Born in Germany, Charline von Heyl moved to New York in the mid-1990s and has pursued a vigorous and multivalent artistic practice. In her paintings, drawings, prints, and collages, von Heyl harnesses abstraction as a process of discovery, adding marks and obliterating them to produce vibrant and layered works.
This set of ten untitled drawings from 2003 was originally exhibited as part of an installation of forty-four black-and-white works at Petzel Gallery in New York. They demonstrate von Heyl’s interest in stimulating play between figuration and abstraction, as recognizable elements seem to lurk within the matrix of the abstract works. In 2001, von Heyl had begun to work with a photocopier, using the device as part of her experimental process of deriving patterns, lines, shapes, and motifs from found images. Von Heyl has drawn on a diverse range of visual sources, from Otto Ubbelohde’s illustrations for an early twentieth-century edition of the Brothers Grimm fairy tales to images from Dion Buzzati’s 1969 graphic novel Poema a fumetti, based on the myth of Orpheus and Eurydice.
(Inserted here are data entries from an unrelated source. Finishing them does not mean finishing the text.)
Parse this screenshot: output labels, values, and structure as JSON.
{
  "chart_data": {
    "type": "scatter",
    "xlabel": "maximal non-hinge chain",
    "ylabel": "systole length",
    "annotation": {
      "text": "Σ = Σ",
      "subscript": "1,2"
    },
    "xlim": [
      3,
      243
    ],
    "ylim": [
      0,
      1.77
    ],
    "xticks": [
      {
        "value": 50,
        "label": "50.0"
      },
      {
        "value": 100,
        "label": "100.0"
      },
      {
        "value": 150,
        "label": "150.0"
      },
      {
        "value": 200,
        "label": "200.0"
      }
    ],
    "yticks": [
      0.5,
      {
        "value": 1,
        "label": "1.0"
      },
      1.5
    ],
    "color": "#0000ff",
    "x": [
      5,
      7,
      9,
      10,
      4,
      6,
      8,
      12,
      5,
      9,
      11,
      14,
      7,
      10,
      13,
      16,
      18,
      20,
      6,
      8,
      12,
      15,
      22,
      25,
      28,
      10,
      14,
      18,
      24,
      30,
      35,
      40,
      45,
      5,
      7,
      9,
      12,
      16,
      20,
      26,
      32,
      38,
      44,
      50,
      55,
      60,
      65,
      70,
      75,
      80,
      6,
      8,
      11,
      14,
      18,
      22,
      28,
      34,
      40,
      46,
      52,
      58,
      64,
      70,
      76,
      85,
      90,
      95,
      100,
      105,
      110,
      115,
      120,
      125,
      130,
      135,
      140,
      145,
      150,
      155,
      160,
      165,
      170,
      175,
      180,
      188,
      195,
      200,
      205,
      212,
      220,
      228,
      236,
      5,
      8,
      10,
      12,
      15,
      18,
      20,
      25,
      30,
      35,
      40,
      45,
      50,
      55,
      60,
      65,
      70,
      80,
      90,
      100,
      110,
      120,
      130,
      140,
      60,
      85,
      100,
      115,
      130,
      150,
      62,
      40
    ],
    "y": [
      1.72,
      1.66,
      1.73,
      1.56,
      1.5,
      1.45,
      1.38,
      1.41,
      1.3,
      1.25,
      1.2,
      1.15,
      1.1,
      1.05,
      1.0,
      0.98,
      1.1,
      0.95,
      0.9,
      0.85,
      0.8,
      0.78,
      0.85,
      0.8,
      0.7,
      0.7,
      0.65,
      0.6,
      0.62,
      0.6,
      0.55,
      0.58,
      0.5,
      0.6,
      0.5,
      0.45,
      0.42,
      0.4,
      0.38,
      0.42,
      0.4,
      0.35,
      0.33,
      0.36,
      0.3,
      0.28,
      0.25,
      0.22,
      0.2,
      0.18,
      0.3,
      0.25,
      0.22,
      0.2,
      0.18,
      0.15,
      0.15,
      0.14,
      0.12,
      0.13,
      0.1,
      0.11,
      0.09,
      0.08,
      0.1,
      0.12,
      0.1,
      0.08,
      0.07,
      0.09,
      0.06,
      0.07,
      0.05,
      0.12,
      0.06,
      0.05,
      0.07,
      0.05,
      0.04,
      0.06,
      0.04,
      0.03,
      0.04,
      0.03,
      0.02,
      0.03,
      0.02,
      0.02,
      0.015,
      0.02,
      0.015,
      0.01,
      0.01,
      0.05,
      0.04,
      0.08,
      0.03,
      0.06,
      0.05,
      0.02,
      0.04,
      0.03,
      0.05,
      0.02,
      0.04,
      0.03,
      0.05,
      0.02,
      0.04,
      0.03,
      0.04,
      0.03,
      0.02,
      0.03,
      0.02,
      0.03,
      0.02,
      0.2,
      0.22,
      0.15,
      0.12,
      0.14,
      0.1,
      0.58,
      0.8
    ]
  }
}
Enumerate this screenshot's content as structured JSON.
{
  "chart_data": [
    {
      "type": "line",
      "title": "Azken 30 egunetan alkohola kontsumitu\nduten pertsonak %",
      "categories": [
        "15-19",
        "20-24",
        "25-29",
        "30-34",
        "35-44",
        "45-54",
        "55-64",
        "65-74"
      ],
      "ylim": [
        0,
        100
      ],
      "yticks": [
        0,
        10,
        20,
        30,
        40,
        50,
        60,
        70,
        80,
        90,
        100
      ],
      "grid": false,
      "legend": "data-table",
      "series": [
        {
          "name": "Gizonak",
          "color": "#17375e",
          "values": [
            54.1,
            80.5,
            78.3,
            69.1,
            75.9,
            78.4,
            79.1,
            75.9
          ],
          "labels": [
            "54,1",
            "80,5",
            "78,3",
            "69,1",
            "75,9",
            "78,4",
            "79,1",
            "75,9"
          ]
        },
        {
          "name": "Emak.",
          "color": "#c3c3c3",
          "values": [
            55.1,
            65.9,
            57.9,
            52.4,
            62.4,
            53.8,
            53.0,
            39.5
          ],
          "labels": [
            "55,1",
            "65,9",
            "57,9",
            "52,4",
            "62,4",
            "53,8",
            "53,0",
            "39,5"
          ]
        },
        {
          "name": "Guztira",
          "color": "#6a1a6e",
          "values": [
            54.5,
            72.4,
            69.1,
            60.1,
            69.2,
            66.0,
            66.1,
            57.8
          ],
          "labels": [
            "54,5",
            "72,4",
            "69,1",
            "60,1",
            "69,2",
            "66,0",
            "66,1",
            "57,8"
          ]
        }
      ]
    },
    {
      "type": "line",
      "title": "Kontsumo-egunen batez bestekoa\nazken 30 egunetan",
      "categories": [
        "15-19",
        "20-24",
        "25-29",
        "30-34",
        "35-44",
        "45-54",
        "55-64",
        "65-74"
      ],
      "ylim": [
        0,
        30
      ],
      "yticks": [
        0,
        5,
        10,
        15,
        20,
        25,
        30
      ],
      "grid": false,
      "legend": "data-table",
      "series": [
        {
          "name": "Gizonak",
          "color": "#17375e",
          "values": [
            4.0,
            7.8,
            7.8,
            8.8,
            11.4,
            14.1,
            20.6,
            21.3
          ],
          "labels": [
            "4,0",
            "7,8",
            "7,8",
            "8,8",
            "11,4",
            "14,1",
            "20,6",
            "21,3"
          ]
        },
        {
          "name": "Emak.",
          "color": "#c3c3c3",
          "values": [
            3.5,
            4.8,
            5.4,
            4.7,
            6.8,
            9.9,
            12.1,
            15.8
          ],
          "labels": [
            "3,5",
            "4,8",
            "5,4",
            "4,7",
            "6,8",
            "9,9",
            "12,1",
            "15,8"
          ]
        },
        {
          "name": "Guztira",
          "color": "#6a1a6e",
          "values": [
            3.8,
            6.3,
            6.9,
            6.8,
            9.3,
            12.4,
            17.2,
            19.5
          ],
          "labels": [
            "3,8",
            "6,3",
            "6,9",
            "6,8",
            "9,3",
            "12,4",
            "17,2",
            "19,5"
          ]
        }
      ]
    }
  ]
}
In von Heyl’s hands, such sources relinquish their specific references and figures, offering a plenitude of marks and gestures that she integrates into powerful and unified artworks.
This suite of drawings is part of the ICA/Boston’s collection of works that explore the history of abstraction and mark making by such artists as Matthew Ritchie and Amy Sillman, and complements another work by von Heyl in the collection, the large-scale painting Guitar Gangster, 2013.